Last article we talk about the two main traffic control in Kubernetes: Ingress and the NetworkPolicy. However for expose to external this point, I want to make a comparision here, and also give more Ingress examples.
Comparision
- Ingress: Designed to provide HTTP/HTTPS routing to services within the cluster. It allows you to define rules for mapping hostnames (e.g., hello.com) and paths (e.g., /app) to specific services, making it suitable for scenarios requiring domain-based routing or TLS termination.
- NodePort: Exposes a service on a specific port of each node in the cluster. It allows access using
NodeIP:NodePort
. While simpler, it DOESN't support domain-based routing or advanced features like TLS termination or path-based routing.
Senario:
Let's just consider a senario:
If an external client want to access a website which hold by a Pod in the cluster. How can they do it?
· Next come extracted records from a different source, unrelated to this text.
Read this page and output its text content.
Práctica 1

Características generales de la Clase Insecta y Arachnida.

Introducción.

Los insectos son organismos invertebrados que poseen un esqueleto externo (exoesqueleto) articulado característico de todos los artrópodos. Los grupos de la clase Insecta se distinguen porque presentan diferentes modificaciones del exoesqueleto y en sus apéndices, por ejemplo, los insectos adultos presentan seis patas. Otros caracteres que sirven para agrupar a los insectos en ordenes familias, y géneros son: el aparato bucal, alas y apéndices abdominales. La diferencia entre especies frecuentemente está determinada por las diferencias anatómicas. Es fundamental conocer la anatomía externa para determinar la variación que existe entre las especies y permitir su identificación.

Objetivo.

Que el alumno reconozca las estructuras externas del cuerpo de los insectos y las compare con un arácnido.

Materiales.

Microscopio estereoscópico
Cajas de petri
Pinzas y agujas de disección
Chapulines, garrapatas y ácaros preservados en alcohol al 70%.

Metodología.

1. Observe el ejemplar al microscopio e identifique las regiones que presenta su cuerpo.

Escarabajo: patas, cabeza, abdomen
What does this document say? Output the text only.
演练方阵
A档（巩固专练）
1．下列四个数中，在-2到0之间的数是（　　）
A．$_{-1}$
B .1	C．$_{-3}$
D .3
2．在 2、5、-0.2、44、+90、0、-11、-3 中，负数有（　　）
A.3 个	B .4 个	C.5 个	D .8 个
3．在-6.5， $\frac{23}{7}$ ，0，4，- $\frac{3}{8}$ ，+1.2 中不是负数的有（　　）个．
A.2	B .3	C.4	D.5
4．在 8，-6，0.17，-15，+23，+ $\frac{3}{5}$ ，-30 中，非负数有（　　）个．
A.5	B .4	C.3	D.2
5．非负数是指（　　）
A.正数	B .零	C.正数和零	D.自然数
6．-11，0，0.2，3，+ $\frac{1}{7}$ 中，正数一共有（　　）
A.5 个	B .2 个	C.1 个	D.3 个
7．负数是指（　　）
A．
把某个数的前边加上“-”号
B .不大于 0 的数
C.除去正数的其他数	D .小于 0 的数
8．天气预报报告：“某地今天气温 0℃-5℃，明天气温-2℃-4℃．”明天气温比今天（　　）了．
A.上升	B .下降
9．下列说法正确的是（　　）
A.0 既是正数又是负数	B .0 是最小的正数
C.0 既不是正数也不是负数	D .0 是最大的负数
- access by website domain with path:
my-website.com/path
- access by the exteranl IP with path:
<Exteranl_IP>/path
- access by
NodeIP:NodePort
1. my-website.com/path
apiVersion: networking.k8s.io/v1
kind: Ingress
metadata:
name: apache-ingress
annotations:
nginx.ingress.kubernetes.io/rewrite-target: /
spec:
rules:
- host: mywebsite.com
http:
paths:
- path: /path1
pathType: Prefix
backend:
service:
name: <your svc name>
port:
number: 8080
- path: /path2
pathType: Prefix
backend:
service:
name: <your svc name>
port:
number: 8080
2. <Exteranl_IP>/path
In above yaml file, if we don't setup the field host: mywebsite.com
, you can use the Exteranl_IP/path
to access the resources.
3. NodeIP:NodePort
As we list at the beginning, NodePort don't support the advanced fatures like "path routing". Therefore we can only access it by NodeIP:NodePort
. Otherwise, you need to set up external DNS.
apiVersion: v1
kind: Service
metadata:
name: <your svc name>
spec:
type: NodePort
selector:
app: <value>
ports:
- protocol: TCP
port: 80
targetPort: 80
nodePort: 30001 # Specify yourself or let Kubernetes assign one
Then set up an external DNS.
- Create a DNS record (apache-svc) that resolves to the NodeIP.
- Clients would access the service using apache-svc:30001.
By the way, external clients cannot directly use sth like: ServiceName:NodePort
to access the service.
The ServiceName
is a DNS name resolvable only within the cluster (via the Kubernetes DNS). It is not exposed to external clients unless explicitly configured with an external DNS service or load balancer.
NodePort is intended to be accessed using the NodeIP:NodePort
, which binds to the node's network interface.
If you want external clients to use a name like apache-svc to access the service, you would need to configure an external DNS record that resolves apache-svc to the NodeIP, and clients would still need to append the NodePort.